There is a story mentioned in the Life of Burns of this parting being on the banks of Ayr, and Cromek repeats it, adding that "the lovers stood on each side of a small purling brook; they laved their hands in the limpid stream, and, holding a Bible between them, pronounced their vows to be faithful to each other."
All this may be true, for they took a day to this final solitary enjoyment of each other's society in the woods before parting. They might wander by the Ayr, and so on up to the Faile, and at some small rivulet on the way perform this simple and affecting ceremony. Mary was going to the Western Highlands to see her friends before she married Robert Burns, but she died on her way back, and they never met again.

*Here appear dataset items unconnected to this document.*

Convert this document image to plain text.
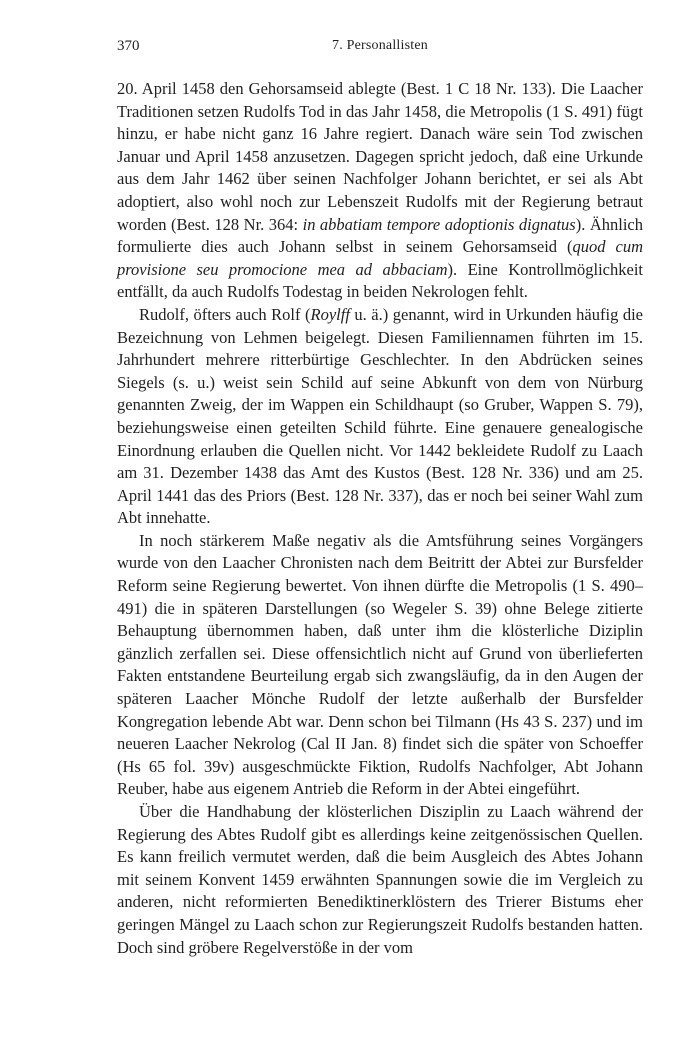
370	7. Personallisten

20. April 1458 den Gehorsamseid ablegte (Best. 1 C 18 Nr. 133). Die Laacher Traditionen setzen Rudolfs Tod in das Jahr 1458, die Metropolis (1 S. 491) fügt hinzu, er habe nicht ganz 16 Jahre regiert. Danach wäre sein Tod zwischen Januar und April 1458 anzusetzen. Dagegen spricht jedoch, daß eine Urkunde aus dem Jahr 1462 über seinen Nachfolger Johann berichtet, er sei als Abt adoptiert, also wohl noch zur Lebenszeit Rudolfs mit der Regierung betraut worden (Best. 128 Nr. 364: in abbatiam tempore adoptionis dignatus). Ähnlich formulierte dies auch Johann selbst in seinem Gehorsamseid (quod cum provisione seu promocione mea ad abbaciam). Eine Kontrollmöglichkeit entfällt, da auch Rudolfs Todestag in beiden Nekrologen fehlt.

Rudolf, öfters auch Rolf (Roylff u. ä.) genannt, wird in Urkunden häufig die Bezeichnung von Lehmen beigelegt. Diesen Familiennamen führten im 15. Jahrhundert mehrere ritterbürtige Geschlechter. In den Abdrücken seines Siegels (s. u.) weist sein Schild auf seine Abkunft von dem von Nürburg genannten Zweig, der im Wappen ein Schildhaupt (so Gruber, Wappen S. 79), beziehungsweise einen geteilten Schild führte. Eine genauere genealogische Einordnung erlauben die Quellen nicht. Vor 1442 bekleidete Rudolf zu Laach am 31. Dezember 1438 das Amt des Kustos (Best. 128 Nr. 336) und am 25. April 1441 das des Priors (Best. 128 Nr. 337), das er noch bei seiner Wahl zum Abt innehatte.

In noch stärkerem Maße negativ als die Amtsführung seines Vorgängers wurde von den Laacher Chronisten nach dem Beitritt der Abtei zur Bursfelder Reform seine Regierung bewertet. Von ihnen dürfte die Metropolis (1 S. 490–491) die in späteren Darstellungen (so Wegeler S. 39) ohne Belege zitierte Behauptung übernommen haben, daß unter ihm die klösterliche Diziplin gänzlich zerfallen sei. Diese offensichtlich nicht auf Grund von überlieferten Fakten entstandene Beurteilung ergab sich zwangsläufig, da in den Augen der späteren Laacher Mönche Rudolf der letzte außerhalb der Bursfelder Kongregation lebende Abt war. Denn schon bei Tilmann (Hs 43 S. 237) und im neueren Laacher Nekrolog (Cal II Jan. 8) findet sich die später von Schoeffer (Hs 65 fol. 39v) ausgeschmückte Fiktion, Rudolfs Nachfolger, Abt Johann Reuber, habe aus eigenem Antrieb die Reform in der Abtei eingeführt.

Über die Handhabung der klösterlichen Disziplin zu Laach während der Regierung des Abtes Rudolf gibt es allerdings keine zeitgenössischen Quellen. Es kann freilich vermutet werden, daß die beim Ausgleich des Abtes Johann mit seinem Konvent 1459 erwähnten Spannungen sowie die im Vergleich zu anderen, nicht reformierten Benediktinerklöstern des Trierer Bistums eher geringen Mängel zu Laach schon zur Regierungszeit Rudolfs bestanden hatten. Doch sind gröbere Regelverstöße in der vom
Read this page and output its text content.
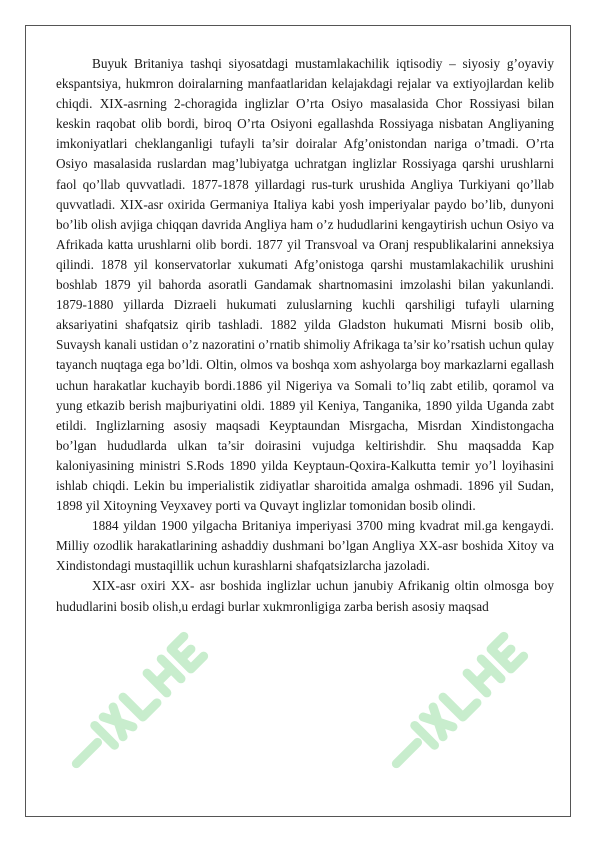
Buyuk Britaniya tashqi siyosatdagi mustamlakachilik iqtisodiy – siyosiy g’oyaviy ekspantsiya, hukmron doiralarning manfaatlaridan kelajakdagi rejalar va extiyojlardan kelib chiqdi. XIX-asrning 2-choragida inglizlar O’rta Osiyo masalasida Chor Rossiyasi bilan keskin raqobat olib bordi, biroq O’rta Osiyoni egallashda Rossiyaga nisbatan Angliyaning imkoniyatlari cheklanganligi tufayli ta’sir doiralar Afg’onistondan nariga o’tmadi. O’rta Osiyo masalasida ruslardan mag’lubiyatga uchratgan inglizlar Rossiyaga qarshi urushlarni faol qo’llab quvvatladi. 1877-1878 yillardagi rus-turk urushida Angliya Turkiyani qo’llab quvvatladi. XIX-asr oxirida Germaniya Italiya kabi yosh imperiyalar paydo bo’lib, dunyoni bo’lib olish avjiga chiqqan davrida Angliya ham o’z hududlarini kengaytirish uchun Osiyo va Afrikada katta urushlarni olib bordi. 1877 yil Transvoal va Oranj respublikalarini anneksiya qilindi. 1878 yil konservatorlar xukumati Afg’onistoga qarshi mustamlakachilik urushini boshlab 1879 yil bahorda asoratli Gandamak shartnomasini imzolashi bilan yakunlandi. 1879-1880 yillarda Dizraeli hukumati zuluslarning kuchli qarshiligi tufayli ularning aksariyatini shafqatsiz qirib tashladi. 1882 yilda Gladston hukumati Misrni bosib olib, Suvaysh kanali ustidan o’z nazoratini o’rnatib shimoliy Afrikaga ta’sir ko’rsatish uchun qulay tayanch nuqtaga ega bo’ldi. Oltin, olmos va boshqa xom ashyolarga boy markazlarni egallash uchun harakatlar kuchayib bordi.1886 yil Nigeriya va Somali to’liq zabt etilib, qoramol va yung etkazib berish majburiyatini oldi. 1889 yil Keniya, Tanganika, 1890 yilda Uganda zabt etildi. Inglizlarning asosiy maqsadi Keyptaundan Misrgacha, Misrdan Xindistongacha bo’lgan hududlarda ulkan ta’sir doirasini vujudga keltirishdir. Shu maqsadda Kap kaloniyasining ministri S.Rods 1890 yilda Keyptaun-Qoxira-Kalkutta temir yo’l loyihasini ishlab chiqdi. Lekin bu imperialistik zidiyatlar sharoitida amalga oshmadi. 1896 yil Sudan, 1898 yil Xitoyning Veyxavey porti va Quvayt inglizlar tomonidan bosib olindi.

1884 yildan 1900 yilgacha Britaniya imperiyasi 3700 ming kvadrat mil.ga kengaydi. Milliy ozodlik harakatlarining ashaddiy dushmani bo’lgan Angliya XX-asr boshida Xitoy va Xindistondagi mustaqillik uchun kurashlarni shafqatsizlarcha jazoladi.

XIX-asr oxiri XX- asr boshida inglizlar uchun janubiy Afrikanig oltin olmosga boy hududlarini bosib olish,u erdagi burlar xukmronligiga zarba berish asosiy maqsad
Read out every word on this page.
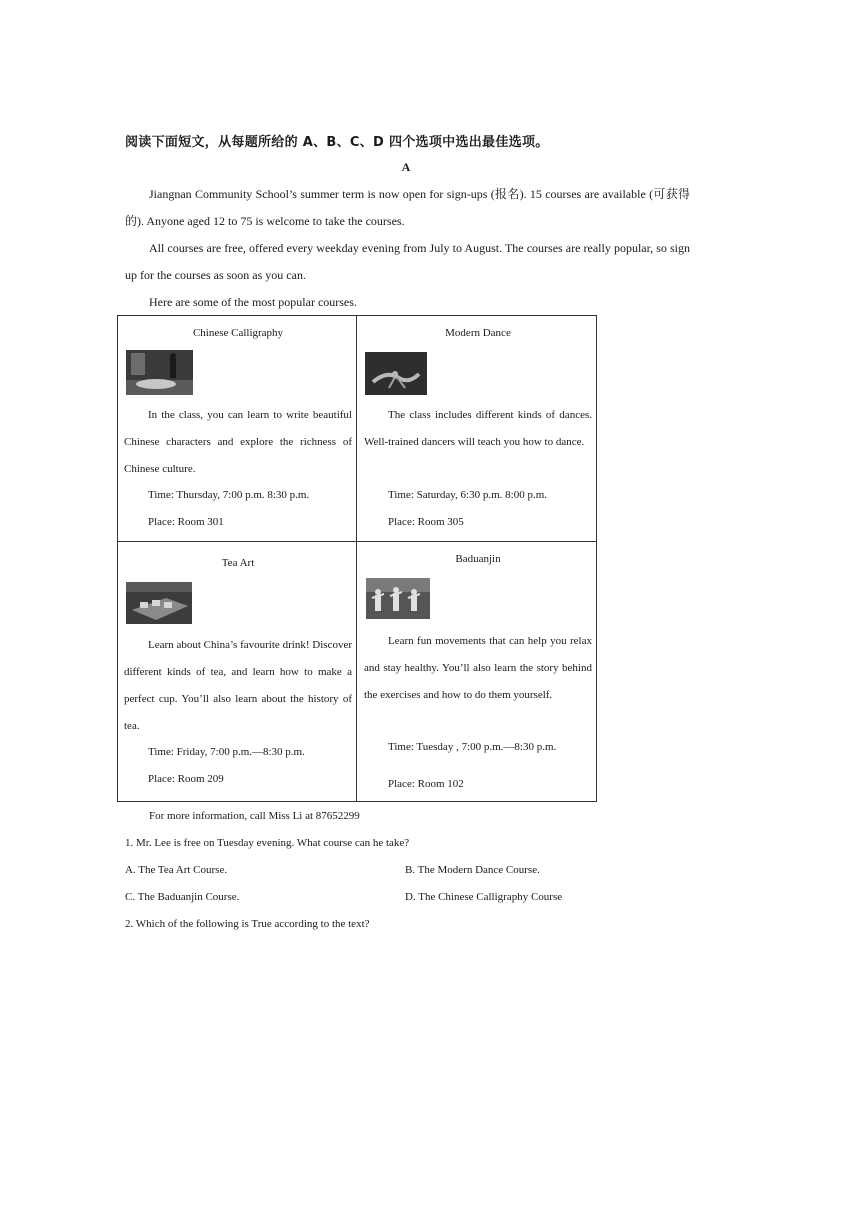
阅读下面短文，从每题所给的 A、B、C、D 四个选项中选出最佳选项。
A
Jiangnan Community School’s summer term is now open for sign-ups (报名). 15 courses are available (可获得的). Anyone aged 12 to 75 is welcome to take the courses.
All courses are free, offered every weekday evening from July to August. The courses are really popular, so sign up for the courses as soon as you can.
Here are some of the most popular courses.
Chinese Calligraphy
In the class, you can learn to write beautiful Chinese characters and explore the richness of Chinese culture.
Time: Thursday, 7:00 p.m. 8:30 p.m.
Place: Room 301
Modern Dance
The class includes different kinds of dances. Well-trained dancers will teach you how to dance.
Time: Saturday, 6:30 p.m. 8:00 p.m.
Place: Room 305
Tea Art
Learn about China’s favourite drink! Discover different kinds of tea, and learn how to make a perfect cup. You’ll also learn about the history of tea.
Time: Friday, 7:00 p.m.—8:30 p.m.
Place: Room 209
Baduanjin
Learn fun movements that can help you relax and stay healthy. You’ll also learn the story behind the exercises and how to do them yourself.
Time: Tuesday , 7:00 p.m.—8:30 p.m.
Place: Room 102
For more information, call Miss Li at 87652299
1. Mr. Lee is free on Tuesday evening. What course can he take?
A. The Tea Art Course.	B. The Modern Dance Course.
C. The Baduanjin Course.	D. The Chinese Calligraphy Course
2. Which of the following is True according to the text?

This Bible, as we have seen, has been recovered, and is deposited in the monument at Alloway Wherever this ceremony, however, took place, the parting assuredly took place here. Burns says, not only that "there I took my last farewell," but also
"How sweetly bloomed the gay green birk, How rich the hawthorn's blossom, As, underneath the fragrant shade, I clasped her to my bosom."
There still stands the thorn, called by all the country "Highland Mary's Thorn."
The house and park are sold or leased by the Earl of Eglinton to a solicitor in Ayr. My driver appeared afraid of going into the park, saying "the writer," that is, the solicitor, was a queer fellow, and would not let any body go to the thorn, and certainly a large board at each park gate, warning all persons to avoid those hallowed precincts, appeared to confirm the man's opinion; but, having come so far, I did not mean to pass without a glance at the parting scene of Burns and Highland Mary. I bade him drive down to the house, where I was speedily assured by the servants about that I was quite at liberty to go to the tree. "How shall I know it?" "Oh! a child may know it: it is all hacked, and the twigs broken, by people who carry away some of it to keep." By these signs I readily recognized the tree. It is not far from the house, close to the carriage drive, and on the top of the slope that descends to the Faile, which murmurs on beneath its sweet woodland shade.[30]